TLDR
The first electrified house in Savannah, built in 1873 by 'the Lord of Lafayette Square,' is haunted by children who roll billiard balls down the grand staircase and by multiple male figures seen on the rooftop and in the hallways. The building gained national fame through Midnight in the Garden of Good and Evil.
The Full Story
Spectators gathered outside 330 Abercorn Street in 1883 to watch Samuel Pugh Hamilton turn on the lights. He'd wired the salon with Edison's new electric bulbs. The neighbors were convinced the house would explode.
It didn't. By 1886, Hamilton had wired every room. His was the first electrified residence in Savannah, and the man himself was becoming impossible to ignore. Former Confederate officer at Fort Pulaski under Colonel Lawton, jeweler who ran Hamilton's Fine Watches and Jewelry, eventually president of the Brush Electric Light and Power Company, Savannah alderman, and host of parties grand enough to earn him the neighborhood title 'Lord of Lafayette Square.' He built the seventeen-room Second Empire mansion in 1873. Wrought-iron balconies, mansard roof, the kind of street presence that makes people stop on the sidewalk.
Hamilton died in 1899. Dr. Francis Turner bought the house later and ran a medical practice out of the lower rooms. Then came Joe Odom.
If you've read Midnight in the Garden of Good and Evil, you know Joe Odom. John Berendt immortalized him as a charismatic hustler who managed the building and threw Gatsby-level parties in the parlor rooms through the 1980s. Odom was a lawyer, a piano player, and a world-class mooch who hosted some of the most memorable gatherings in Savannah without actually owning the building. The 1997 Clint Eastwood film shot scenes at the house. The book and movie put Lafayette Square on the national map.
The ghost stories predate the book by decades.
The most common involves children. Guests hear small footsteps running through empty rooms, giggling in the hallways, and billiard balls clacking down the grand staircase. The backstory: during one of the Hamilton-era parties, children were banished upstairs while adults celebrated below. They started rolling billiard balls toward the staircase, each one bouncing down step by step, giving them a chance to peek at the party. One girl leaned too far over the top step and fell. She died. Staff and guests still hear the ball bouncing down the stairs, thunk after thunk, sometimes followed by laughter. It happens most often after dark. No death from a fall appears in the Hamilton family archives, though. The story is local legend, passed down through Savannah's ghost tour circuit, compelling but undocumented.

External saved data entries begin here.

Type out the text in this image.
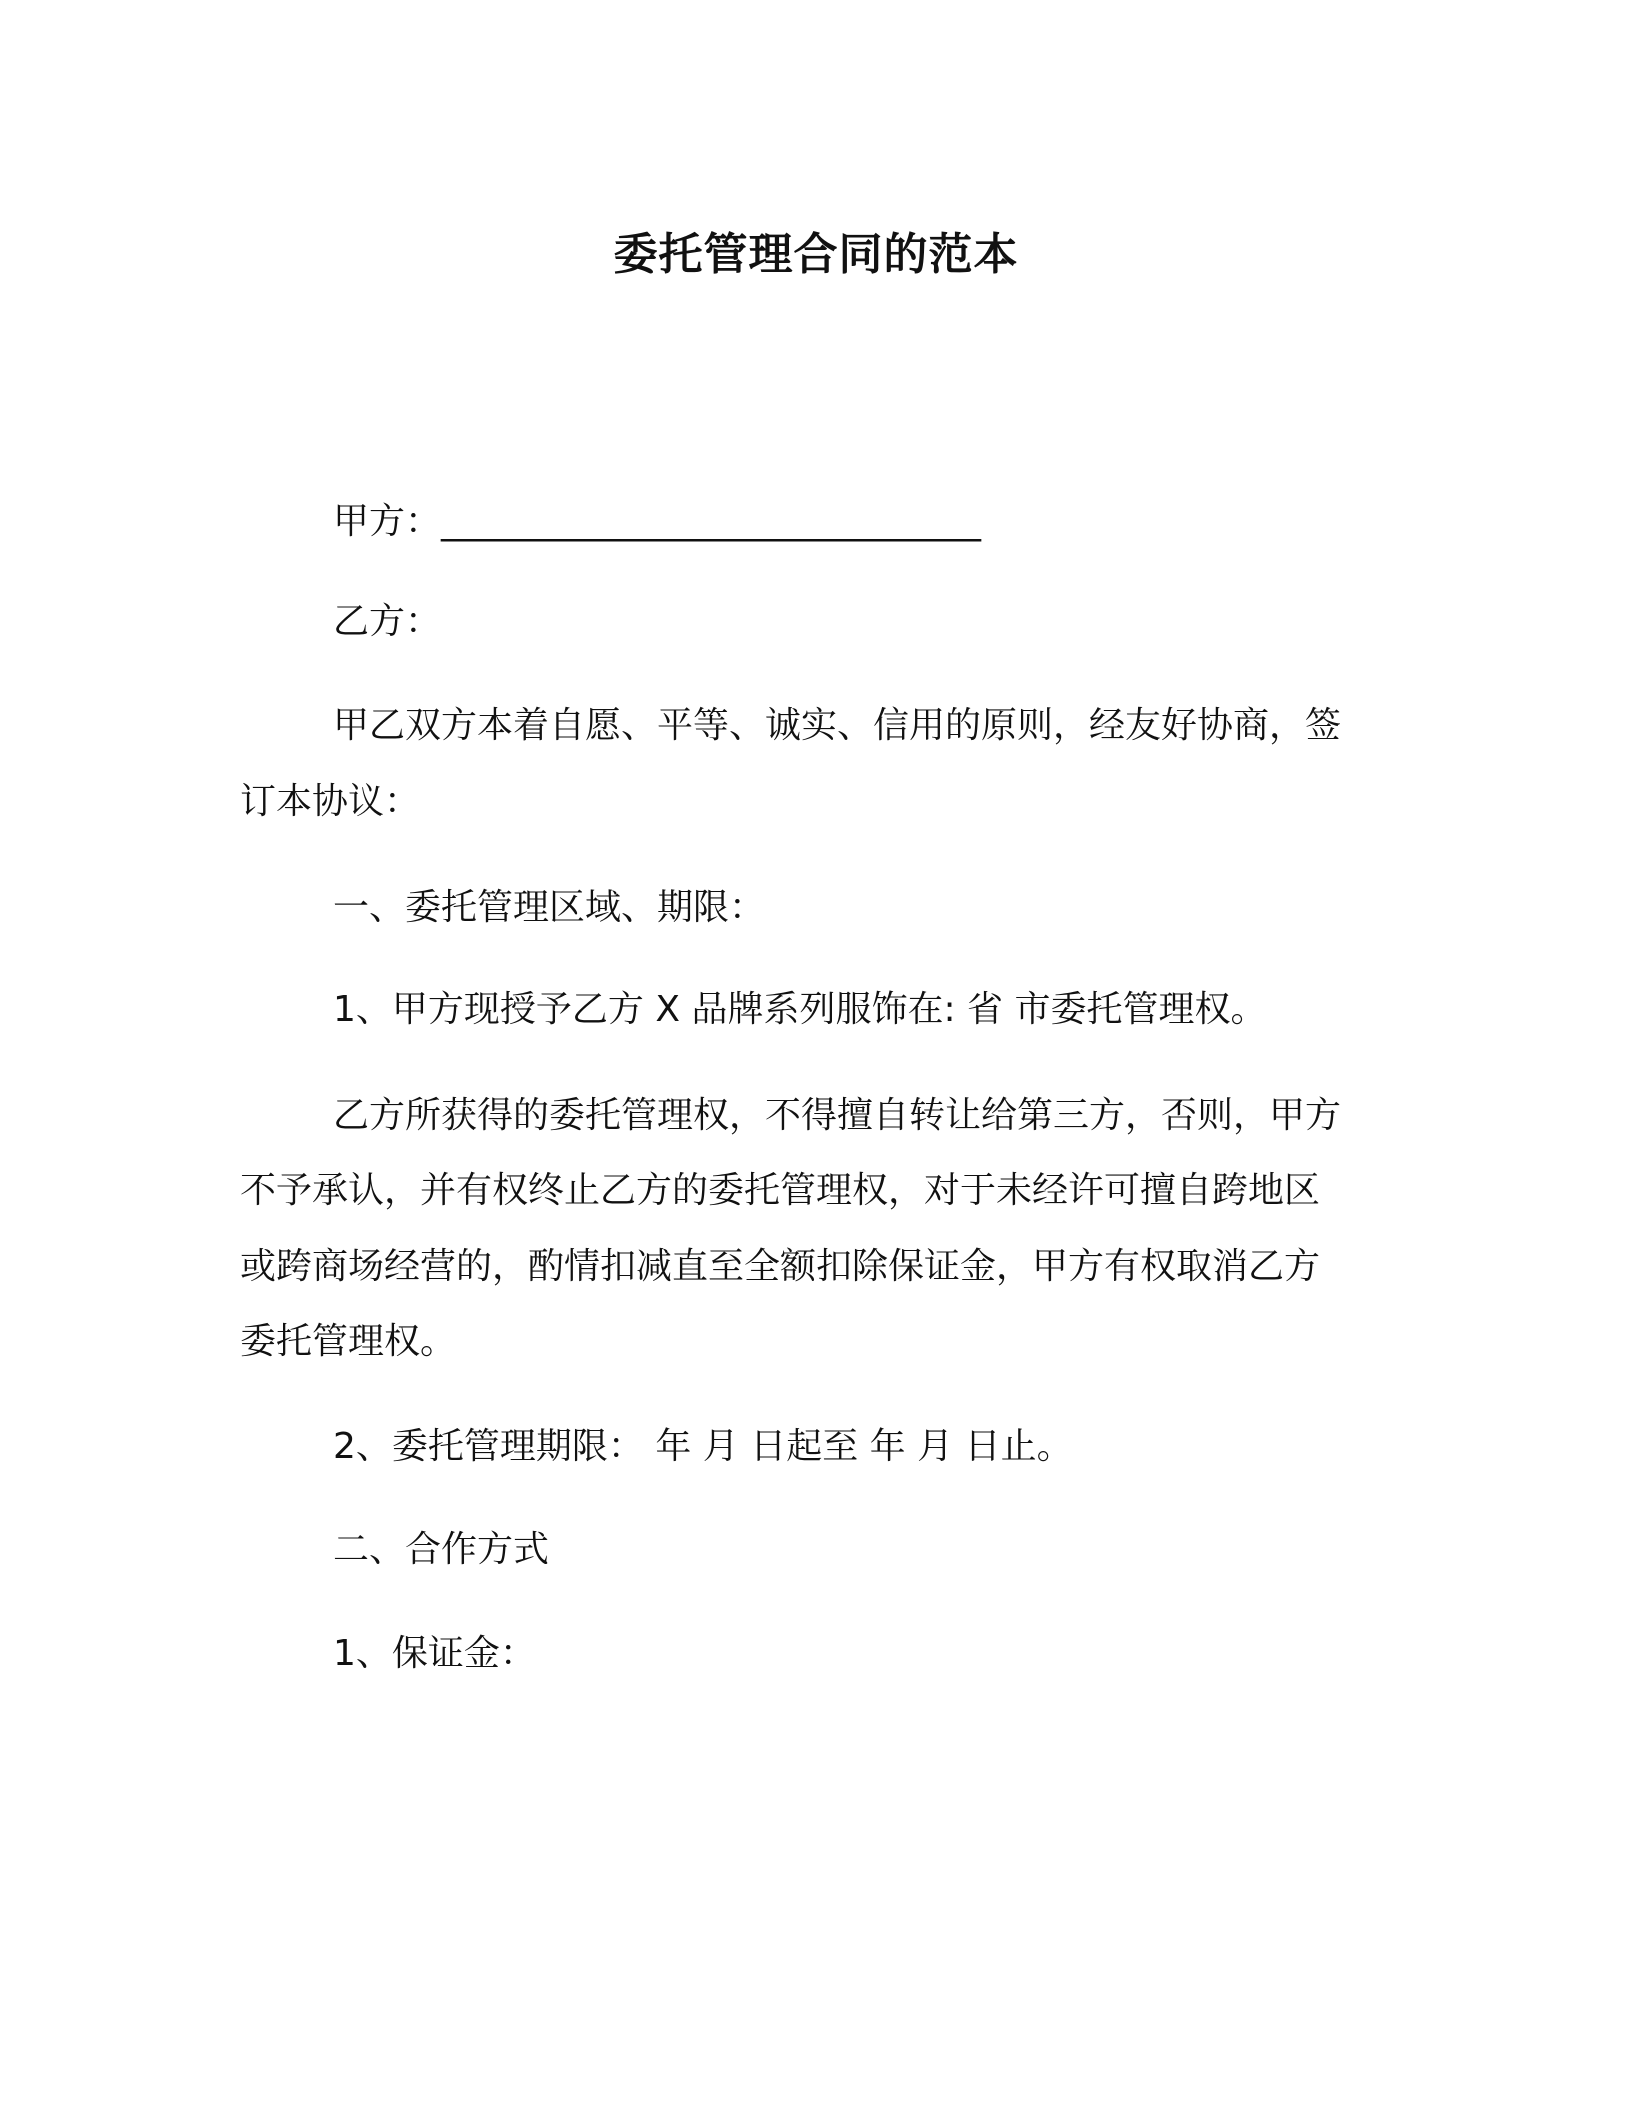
委托管理合同的范本
甲方：______________________________
乙方：
甲乙双方本着自愿、平等、诚实、信用的原则，经友好协商，签
订本协议：
一、委托管理区域、期限：
1、甲方现授予乙方 X 品牌系列服饰在: 省 市委托管理权。
乙方所获得的委托管理权，不得擅自转让给第三方，否则，甲方
不予承认，并有权终止乙方的委托管理权，对于未经许可擅自跨地区
或跨商场经营的，酌情扣减直至全额扣除保证金，甲方有权取消乙方
委托管理权。
2、委托管理期限： 年 月 日起至 年 月 日止。
二、合作方式
1、保证金：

Then there are the men. Several male figures have been seen throughout the building: on the rooftop, near the entrance, in the upstairs rooms. One smokes a cigar. At least one carries a rifle. The theories vary. Hamilton watching over his house. A Confederate soldier, given Hamilton's military service. An art guard who was allegedly shot in the back of the head while protecting Hamilton's collection. Some guests think it's one ghost appearing in different ways. Others insist they're separate presences entirely.
Footprints have appeared pressed into bedroom carpet that nobody has walked on. When the building sat vacant between owners, neighbors reported hearing gunshots from inside.
There's a rumor that Walt Disney used the Hamilton-Turner Inn as inspiration for the Haunted Mansion at Disneyland. The architectural details, the balconies, the mansard roof, the grand interior do bear a resemblance. But Disney's Imagineers drew from dozens of sources, and no official Disney material names this building.
Charlie and Sue Strickland restored it as a luxury inn in 1997, saving it from slow decline. The Historic Savannah Association had already intervened once, in 1965, to prevent demolition.
The Hamilton-Turner Inn sits at the corner of Lafayette Square, a block from the Cathedral of St. John the Baptist. Hamilton electrified his house a decade before anyone else in Savannah. Joe Odom threw legendary parties without owning the place. Children keep rolling billiard balls down the staircase. Berendt only needed one book. The building has enough material for several.